The Dark (A Detective Alice Madison Novel)(15)
The elevator doors slid open, and Benny Craig from Quinn, Locke staggered out carrying two silver photography cases and a folded tripod stuck under one arm. Benny had been with the firm six months and looked thirteen. Something in Carl Doyle’s demeanor told him to keep quiet and just do as he was told.
“Everything?” Doyle asked.
“Everything,” Benny replied.
Carl started down the corridor, Benny following. Around them the life of the hospital took no notice as it hummed and bustled in its daily workings.
Alice Madison balanced the plate of chocolate cake on the edge of her desk and raised her paper cup. Detective Andrew Dunne’s birthday was an occasion to celebrate, and it had drawn officers from all over the precinct.

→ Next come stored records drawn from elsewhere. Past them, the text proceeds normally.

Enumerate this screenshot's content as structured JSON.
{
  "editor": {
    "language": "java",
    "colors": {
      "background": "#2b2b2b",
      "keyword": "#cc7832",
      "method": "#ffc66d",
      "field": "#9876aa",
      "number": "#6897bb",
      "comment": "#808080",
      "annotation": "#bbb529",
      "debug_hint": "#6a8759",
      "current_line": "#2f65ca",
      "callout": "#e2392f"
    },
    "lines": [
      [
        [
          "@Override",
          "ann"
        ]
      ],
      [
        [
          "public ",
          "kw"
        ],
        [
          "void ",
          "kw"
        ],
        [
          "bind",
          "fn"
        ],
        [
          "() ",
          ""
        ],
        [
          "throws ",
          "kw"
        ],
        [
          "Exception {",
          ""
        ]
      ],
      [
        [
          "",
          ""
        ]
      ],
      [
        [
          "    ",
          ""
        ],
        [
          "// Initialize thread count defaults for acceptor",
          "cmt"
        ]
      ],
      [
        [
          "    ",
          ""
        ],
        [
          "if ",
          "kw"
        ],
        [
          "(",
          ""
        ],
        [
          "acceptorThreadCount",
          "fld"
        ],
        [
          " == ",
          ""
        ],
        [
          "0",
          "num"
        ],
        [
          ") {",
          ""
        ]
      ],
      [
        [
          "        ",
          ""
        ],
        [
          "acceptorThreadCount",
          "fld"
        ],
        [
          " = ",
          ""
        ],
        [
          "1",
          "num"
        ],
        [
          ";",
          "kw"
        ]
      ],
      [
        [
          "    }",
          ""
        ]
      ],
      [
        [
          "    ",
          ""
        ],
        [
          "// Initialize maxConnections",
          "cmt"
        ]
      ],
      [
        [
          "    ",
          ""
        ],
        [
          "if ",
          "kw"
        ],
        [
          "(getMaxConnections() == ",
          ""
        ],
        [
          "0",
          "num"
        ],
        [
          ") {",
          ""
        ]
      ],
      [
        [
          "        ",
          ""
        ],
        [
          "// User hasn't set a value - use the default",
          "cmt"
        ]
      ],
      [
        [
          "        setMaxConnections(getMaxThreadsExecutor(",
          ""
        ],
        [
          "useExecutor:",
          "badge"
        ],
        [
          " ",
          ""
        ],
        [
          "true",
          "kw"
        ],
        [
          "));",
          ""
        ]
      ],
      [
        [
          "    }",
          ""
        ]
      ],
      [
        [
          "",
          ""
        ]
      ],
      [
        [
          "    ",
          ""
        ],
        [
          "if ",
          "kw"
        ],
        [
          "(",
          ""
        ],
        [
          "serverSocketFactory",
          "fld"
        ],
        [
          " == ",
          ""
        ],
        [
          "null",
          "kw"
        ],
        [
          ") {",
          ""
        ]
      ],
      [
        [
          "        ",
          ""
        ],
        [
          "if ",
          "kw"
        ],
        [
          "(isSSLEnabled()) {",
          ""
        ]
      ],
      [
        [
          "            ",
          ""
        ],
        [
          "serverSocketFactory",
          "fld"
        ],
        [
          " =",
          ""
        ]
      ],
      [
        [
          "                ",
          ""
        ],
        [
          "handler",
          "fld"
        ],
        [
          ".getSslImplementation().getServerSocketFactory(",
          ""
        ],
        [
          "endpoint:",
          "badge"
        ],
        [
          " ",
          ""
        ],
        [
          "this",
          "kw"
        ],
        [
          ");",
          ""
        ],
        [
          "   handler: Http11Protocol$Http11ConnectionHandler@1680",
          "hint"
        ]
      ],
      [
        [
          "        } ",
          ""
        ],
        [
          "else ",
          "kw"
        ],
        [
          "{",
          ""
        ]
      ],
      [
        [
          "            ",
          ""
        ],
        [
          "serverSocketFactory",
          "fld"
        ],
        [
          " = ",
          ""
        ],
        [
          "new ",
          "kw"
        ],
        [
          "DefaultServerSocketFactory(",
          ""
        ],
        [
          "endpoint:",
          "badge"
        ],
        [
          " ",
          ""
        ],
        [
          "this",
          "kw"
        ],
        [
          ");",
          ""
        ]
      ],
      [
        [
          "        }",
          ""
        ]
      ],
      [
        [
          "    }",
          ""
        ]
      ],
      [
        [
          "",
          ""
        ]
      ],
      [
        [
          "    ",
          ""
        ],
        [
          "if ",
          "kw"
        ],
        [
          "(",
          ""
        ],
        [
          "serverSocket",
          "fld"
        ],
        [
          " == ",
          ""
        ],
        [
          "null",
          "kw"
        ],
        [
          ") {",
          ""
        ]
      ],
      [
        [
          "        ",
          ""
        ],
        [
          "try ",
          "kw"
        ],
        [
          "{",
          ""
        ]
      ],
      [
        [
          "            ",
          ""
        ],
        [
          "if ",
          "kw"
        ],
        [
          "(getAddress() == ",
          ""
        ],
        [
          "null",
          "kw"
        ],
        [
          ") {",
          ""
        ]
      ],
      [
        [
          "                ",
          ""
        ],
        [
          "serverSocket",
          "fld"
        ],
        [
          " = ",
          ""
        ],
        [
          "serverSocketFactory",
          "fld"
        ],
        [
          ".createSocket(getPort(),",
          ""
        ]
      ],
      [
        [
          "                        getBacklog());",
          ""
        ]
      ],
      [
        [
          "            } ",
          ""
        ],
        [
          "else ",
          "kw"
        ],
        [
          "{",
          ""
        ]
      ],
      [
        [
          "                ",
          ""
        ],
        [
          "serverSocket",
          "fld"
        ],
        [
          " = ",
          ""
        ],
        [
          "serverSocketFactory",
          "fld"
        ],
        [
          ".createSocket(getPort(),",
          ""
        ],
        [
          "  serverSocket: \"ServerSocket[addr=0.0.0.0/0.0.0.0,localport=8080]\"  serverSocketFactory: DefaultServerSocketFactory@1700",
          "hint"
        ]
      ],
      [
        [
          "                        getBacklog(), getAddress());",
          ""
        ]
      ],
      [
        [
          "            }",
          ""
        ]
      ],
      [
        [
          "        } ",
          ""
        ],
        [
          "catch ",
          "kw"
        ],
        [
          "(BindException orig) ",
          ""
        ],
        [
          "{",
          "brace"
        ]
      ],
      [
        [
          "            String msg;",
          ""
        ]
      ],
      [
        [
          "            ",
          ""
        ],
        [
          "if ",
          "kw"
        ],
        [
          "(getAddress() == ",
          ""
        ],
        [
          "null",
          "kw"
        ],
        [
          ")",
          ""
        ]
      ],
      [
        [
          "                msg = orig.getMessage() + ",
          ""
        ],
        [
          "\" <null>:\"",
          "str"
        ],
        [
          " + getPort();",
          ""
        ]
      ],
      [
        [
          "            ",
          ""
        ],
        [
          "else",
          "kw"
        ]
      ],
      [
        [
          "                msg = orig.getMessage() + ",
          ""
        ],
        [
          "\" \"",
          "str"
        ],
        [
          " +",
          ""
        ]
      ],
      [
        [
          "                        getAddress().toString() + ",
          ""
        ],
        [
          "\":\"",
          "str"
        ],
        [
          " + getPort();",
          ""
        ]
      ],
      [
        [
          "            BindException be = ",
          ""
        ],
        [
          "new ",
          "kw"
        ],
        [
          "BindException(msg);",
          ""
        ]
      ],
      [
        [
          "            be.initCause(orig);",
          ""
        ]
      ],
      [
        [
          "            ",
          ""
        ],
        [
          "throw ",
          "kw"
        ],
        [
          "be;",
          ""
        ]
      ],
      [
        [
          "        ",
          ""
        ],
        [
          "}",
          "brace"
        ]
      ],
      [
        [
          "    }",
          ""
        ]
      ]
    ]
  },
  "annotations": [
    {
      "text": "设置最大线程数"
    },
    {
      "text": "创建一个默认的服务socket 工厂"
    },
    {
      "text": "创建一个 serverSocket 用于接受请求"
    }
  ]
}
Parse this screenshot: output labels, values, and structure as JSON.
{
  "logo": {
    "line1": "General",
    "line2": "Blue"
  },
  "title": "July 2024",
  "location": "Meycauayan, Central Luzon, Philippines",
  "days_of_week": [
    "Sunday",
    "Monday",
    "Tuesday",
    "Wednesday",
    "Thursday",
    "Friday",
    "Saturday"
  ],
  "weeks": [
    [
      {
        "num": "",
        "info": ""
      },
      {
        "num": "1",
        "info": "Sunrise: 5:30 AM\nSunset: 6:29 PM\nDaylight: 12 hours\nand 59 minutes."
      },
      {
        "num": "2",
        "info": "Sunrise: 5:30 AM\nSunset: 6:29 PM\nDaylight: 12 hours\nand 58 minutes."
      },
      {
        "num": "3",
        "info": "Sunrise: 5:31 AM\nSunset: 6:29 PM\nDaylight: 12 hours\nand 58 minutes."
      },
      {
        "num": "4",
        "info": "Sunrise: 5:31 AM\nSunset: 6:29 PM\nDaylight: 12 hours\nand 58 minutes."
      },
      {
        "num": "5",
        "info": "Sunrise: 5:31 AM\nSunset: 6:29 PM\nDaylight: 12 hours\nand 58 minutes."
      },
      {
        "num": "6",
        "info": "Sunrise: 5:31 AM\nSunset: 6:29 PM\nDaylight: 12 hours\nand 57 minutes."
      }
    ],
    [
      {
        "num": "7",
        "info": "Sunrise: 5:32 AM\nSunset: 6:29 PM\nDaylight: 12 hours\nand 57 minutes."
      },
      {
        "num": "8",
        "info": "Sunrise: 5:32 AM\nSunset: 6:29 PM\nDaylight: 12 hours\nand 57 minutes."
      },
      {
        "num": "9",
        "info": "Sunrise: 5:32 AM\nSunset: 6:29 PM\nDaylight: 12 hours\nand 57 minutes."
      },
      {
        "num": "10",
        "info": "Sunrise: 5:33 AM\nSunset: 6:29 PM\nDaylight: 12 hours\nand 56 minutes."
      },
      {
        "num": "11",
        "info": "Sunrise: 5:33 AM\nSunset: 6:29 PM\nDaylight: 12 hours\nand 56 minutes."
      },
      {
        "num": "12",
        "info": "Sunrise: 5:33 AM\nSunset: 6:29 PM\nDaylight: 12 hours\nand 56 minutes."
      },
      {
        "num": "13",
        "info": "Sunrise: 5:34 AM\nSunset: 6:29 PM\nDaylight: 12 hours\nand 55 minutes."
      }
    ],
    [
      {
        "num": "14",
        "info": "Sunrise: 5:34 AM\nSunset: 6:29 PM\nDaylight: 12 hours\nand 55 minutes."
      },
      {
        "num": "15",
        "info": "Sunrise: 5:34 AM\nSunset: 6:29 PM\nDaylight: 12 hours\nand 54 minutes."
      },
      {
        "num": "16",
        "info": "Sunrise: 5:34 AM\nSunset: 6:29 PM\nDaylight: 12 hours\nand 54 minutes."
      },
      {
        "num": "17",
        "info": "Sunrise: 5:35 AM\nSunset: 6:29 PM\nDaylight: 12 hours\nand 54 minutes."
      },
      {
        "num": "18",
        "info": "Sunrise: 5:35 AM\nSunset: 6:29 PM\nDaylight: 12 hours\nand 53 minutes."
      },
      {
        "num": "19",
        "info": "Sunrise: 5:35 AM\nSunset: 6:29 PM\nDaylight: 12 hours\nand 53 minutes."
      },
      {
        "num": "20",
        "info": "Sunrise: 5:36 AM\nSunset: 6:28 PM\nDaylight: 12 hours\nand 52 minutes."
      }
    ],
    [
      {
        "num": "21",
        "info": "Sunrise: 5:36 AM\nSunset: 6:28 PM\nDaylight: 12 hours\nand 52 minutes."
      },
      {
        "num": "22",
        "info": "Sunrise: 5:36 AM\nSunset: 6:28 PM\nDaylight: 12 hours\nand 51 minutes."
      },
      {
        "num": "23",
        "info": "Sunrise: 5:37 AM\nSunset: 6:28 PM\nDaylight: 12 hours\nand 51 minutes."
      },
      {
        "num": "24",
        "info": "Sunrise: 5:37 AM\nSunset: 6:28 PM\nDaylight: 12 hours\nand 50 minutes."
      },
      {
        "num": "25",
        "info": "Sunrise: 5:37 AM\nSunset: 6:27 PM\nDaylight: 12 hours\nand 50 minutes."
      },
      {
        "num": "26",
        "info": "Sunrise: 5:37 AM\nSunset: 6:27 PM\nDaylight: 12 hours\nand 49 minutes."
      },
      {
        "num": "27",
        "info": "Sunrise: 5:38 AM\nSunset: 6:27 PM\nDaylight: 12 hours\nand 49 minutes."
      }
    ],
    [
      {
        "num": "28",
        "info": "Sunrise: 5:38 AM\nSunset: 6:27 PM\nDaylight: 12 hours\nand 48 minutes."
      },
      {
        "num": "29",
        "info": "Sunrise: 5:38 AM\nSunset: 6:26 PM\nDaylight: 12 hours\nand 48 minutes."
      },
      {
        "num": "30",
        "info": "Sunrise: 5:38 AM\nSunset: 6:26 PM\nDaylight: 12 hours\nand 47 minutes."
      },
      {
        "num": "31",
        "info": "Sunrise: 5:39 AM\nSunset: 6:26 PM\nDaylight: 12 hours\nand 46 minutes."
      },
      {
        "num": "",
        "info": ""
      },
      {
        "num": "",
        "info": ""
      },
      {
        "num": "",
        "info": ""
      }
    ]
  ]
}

Dunne and his partner, Spencer, had been a joy to work with from the beginning. Looking around the busy room, Madison spotted Detective Chris Kelly and his partner, Tony Rosario, with paper cups in hand. Chris Kelly had not been a joy to work with—in fact, Madison believed that joy would flutter, wither, and drop dead if it came within six feet of Kelly. They had ignored each other from the beginning of the year, and she hoped it would last.
Spencer raised his cup—fizzy yellow soda under the fluorescent lights—and called for silence. He had known Dunne from the Academy, and his toasts were sure to touch on his friend’s unmarried status, his Irish red temper, and a large number of embarrassing events that had never made it into their official reports.
“My name is Nathan Quinn—”
The voice cut through the air, and Madison just about jumped out of her skin. Someone shushed the group and increased the television’s volume with the remote.
“It’s the news on KIRO,” someone else said. The room froze into silence.
For the longest moment Madison didn’t turn. She knew what they were all looking at: they were looking at the man who had endured the unthinkable and survived. Each and every one of them had wondered about his injuries. There had been no pictures and no tabloid exclusive.
Madison had not been allowed to see Nathan Quinn since the incident; now she would have to see him for the first time in a roomful of strangers, all of them curious and none of them with any idea about what that night had really been like.
“My name is Nathan Quinn—”
Madison turned. He’d lost weight, and his dark hair was longer: Nathan Quinn in a head-and-shoulders shot, a blue linen shirt open at the collar, no tie. A hospital room behind him, enough light to see him clearly. A red line slashed through his left eyebrow and ran into his hairline; another ran from the corner of his mouth to under his left ear; one started under his jaw and disappeared into the open collar; another smaller line over his cheekbone, his lips. The plastic surgeon had done an amazing job, the best anyone could hope for. Yet, for now, Nathan Quinn looked as if the devil himself had kicked him out of hell but not without some fun and games first.
“—a few days ago the remains of a child were found in the Hoh River forest. My brother, David, was thirteen years old when he was abducted together with two young friends twenty-five years ago. The men who took them killed my brother and left his friends tied up and defenseless in the woods; had they not been discovered quickly, they, too, would have perished. This is an appeal for any kind of information anyone might have that relates to the kidnapping or the murder.”
Madison had seen such appeals made before: for missing or dead children, parents, siblings, wives, and husbands. Something in Quinn’s tone kept a roomful of cops nailed to where they stood, and she sensed the storm coming, because she had seen Nathan Quinn in action before, and he was not a guy who simply appealed for anything.
Quinn raised four fingers of his right hand. “Four men took the boys and murdered my brother—I now put two hundred thousand dollars on the head of each one of those men.” He raised the index finger of his left hand. “One man, or a group of men, planned it—one million dollars.” Quinn paused, and when he spoke again, his voice was low, and it crackled with menace. “They didn’t demand a ransom; they didn’t ask for a reward. This is what they are going to get today: a bounty on their heads. Did any one of them tell a friend, a brother, a lover what happened? Can they trust that person with their life today?” Quinn paused. “Twenty years ago a man named Timothy Gilman fell into a hunter’s trapping pit and died; there is reason to think he was one of the four kidnappers.” Quinn folded one finger back. “One down, three to go. The others should know, wherever they are, that they are not safe, they are not out of harm’s way, and they will be found.”